Emerson Street, Palo Alto, Disruption Town, Chairs, Leica, photojournalism

This is pure Ionesco. This is The Chairs relocated from Paris to Silicon Valley, where the absurdist playwright’s fever dream becomes someone’s actual Tuesday afternoon. In his play, an old couple spends ninety minutes arranging chairs for invisible guests who never arrive, building toward a message that’s never delivered. Here on Emerson Street, we’ve skipped straight to the punchline: the chairs themselves, arranged with mysterious purpose, tagged with numbers that signify nothing, existing in a void between utility and disposal.

Who did this? Some engineer who finally cracked? A startup that pivoted into oblivion? Did they sit in these chairs while building the future, coding the disruption, only to discover the future didn’t need their asses in seats anymore?

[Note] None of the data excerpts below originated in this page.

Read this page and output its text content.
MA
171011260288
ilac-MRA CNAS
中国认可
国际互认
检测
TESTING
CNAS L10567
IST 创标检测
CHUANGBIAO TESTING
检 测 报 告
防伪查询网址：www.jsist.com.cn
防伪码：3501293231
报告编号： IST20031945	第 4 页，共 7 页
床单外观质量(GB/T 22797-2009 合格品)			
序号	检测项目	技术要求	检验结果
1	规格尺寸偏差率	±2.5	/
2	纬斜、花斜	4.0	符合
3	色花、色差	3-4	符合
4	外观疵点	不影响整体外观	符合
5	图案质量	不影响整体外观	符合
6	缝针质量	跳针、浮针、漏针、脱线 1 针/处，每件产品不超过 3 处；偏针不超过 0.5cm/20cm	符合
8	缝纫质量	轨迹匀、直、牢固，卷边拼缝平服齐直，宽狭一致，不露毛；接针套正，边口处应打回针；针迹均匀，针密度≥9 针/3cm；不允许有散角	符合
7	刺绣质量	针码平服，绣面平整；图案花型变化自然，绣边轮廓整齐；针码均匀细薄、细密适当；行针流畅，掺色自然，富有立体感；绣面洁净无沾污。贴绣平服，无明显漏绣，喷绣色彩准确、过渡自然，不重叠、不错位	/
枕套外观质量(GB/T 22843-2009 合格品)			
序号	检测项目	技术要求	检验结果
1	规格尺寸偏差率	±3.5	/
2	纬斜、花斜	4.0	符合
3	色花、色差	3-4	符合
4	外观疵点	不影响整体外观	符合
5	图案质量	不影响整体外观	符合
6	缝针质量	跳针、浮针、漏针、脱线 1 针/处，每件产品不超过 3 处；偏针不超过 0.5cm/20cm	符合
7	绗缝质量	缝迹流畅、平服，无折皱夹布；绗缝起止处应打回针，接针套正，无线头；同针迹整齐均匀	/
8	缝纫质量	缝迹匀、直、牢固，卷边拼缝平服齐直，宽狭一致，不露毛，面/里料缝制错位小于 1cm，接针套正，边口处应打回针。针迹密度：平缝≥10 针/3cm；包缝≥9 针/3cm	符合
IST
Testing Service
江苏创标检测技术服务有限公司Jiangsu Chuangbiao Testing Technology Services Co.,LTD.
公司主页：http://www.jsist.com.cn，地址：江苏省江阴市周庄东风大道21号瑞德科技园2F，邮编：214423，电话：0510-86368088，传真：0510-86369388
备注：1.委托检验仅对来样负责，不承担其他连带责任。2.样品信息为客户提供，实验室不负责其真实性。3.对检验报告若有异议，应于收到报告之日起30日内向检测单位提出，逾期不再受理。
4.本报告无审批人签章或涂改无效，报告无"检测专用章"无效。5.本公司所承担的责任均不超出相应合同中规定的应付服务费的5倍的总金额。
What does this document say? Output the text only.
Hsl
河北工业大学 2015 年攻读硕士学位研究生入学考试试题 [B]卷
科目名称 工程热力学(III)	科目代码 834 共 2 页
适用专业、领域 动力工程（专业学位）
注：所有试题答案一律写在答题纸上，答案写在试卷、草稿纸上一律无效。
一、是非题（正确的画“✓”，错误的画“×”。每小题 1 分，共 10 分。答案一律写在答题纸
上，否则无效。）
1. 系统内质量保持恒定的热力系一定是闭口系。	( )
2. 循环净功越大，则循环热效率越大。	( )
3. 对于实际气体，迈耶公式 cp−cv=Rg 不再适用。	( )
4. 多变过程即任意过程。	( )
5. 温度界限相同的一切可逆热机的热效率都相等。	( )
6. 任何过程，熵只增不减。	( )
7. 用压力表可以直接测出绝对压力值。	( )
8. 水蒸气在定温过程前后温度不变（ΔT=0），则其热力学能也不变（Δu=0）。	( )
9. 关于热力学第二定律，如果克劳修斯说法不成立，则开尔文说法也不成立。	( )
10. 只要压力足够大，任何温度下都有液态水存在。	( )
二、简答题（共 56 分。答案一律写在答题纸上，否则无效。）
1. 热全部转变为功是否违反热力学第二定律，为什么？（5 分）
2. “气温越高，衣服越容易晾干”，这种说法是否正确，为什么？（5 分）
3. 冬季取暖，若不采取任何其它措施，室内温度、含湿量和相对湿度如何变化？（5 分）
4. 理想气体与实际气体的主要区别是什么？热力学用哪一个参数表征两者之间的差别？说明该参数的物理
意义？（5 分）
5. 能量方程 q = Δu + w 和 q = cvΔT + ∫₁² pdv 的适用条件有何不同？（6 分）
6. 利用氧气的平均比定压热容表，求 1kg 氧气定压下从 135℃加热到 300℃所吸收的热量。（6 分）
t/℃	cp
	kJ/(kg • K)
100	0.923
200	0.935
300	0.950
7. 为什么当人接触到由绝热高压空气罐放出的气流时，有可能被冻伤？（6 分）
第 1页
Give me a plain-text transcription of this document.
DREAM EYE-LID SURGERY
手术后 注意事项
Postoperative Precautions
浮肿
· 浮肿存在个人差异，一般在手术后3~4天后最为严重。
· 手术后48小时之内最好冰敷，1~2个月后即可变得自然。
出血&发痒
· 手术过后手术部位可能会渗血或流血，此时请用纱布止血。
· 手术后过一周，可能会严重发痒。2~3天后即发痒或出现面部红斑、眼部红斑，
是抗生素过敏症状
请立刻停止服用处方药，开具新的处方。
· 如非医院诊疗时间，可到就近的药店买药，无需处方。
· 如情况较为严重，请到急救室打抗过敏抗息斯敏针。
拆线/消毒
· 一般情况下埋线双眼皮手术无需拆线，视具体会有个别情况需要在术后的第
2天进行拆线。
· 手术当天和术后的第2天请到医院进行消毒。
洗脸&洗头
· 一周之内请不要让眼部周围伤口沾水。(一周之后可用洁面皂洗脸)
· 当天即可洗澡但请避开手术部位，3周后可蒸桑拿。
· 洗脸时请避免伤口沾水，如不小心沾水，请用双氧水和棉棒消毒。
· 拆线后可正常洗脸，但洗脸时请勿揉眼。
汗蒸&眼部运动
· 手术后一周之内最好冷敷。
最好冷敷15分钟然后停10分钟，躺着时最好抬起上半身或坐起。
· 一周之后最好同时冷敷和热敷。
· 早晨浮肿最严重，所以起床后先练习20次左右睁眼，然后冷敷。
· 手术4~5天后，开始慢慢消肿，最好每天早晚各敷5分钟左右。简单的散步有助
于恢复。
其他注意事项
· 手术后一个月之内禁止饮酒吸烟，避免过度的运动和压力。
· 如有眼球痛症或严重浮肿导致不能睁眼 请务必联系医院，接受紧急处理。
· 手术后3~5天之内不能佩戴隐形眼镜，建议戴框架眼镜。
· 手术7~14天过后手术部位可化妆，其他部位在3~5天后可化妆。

The photograph captures it perfectly, this quiet surrealism that Palo Alto has mastered. The absurd isn’t performed here; it’s ambient. It’s in the air like eucalyptus pollen. Ionesco would recognize this immediately: objects multiplying beyond reason, systems that organize chaos into more chaos, the creeping sensation that meaning has evacuated the premises but left the furniture behind.
Thoreau said he had three chairs: one for solitude, two for friendship, three for society.

These people need a dozen just to process the void.

That’s not philosophy. That’s Palo Alto.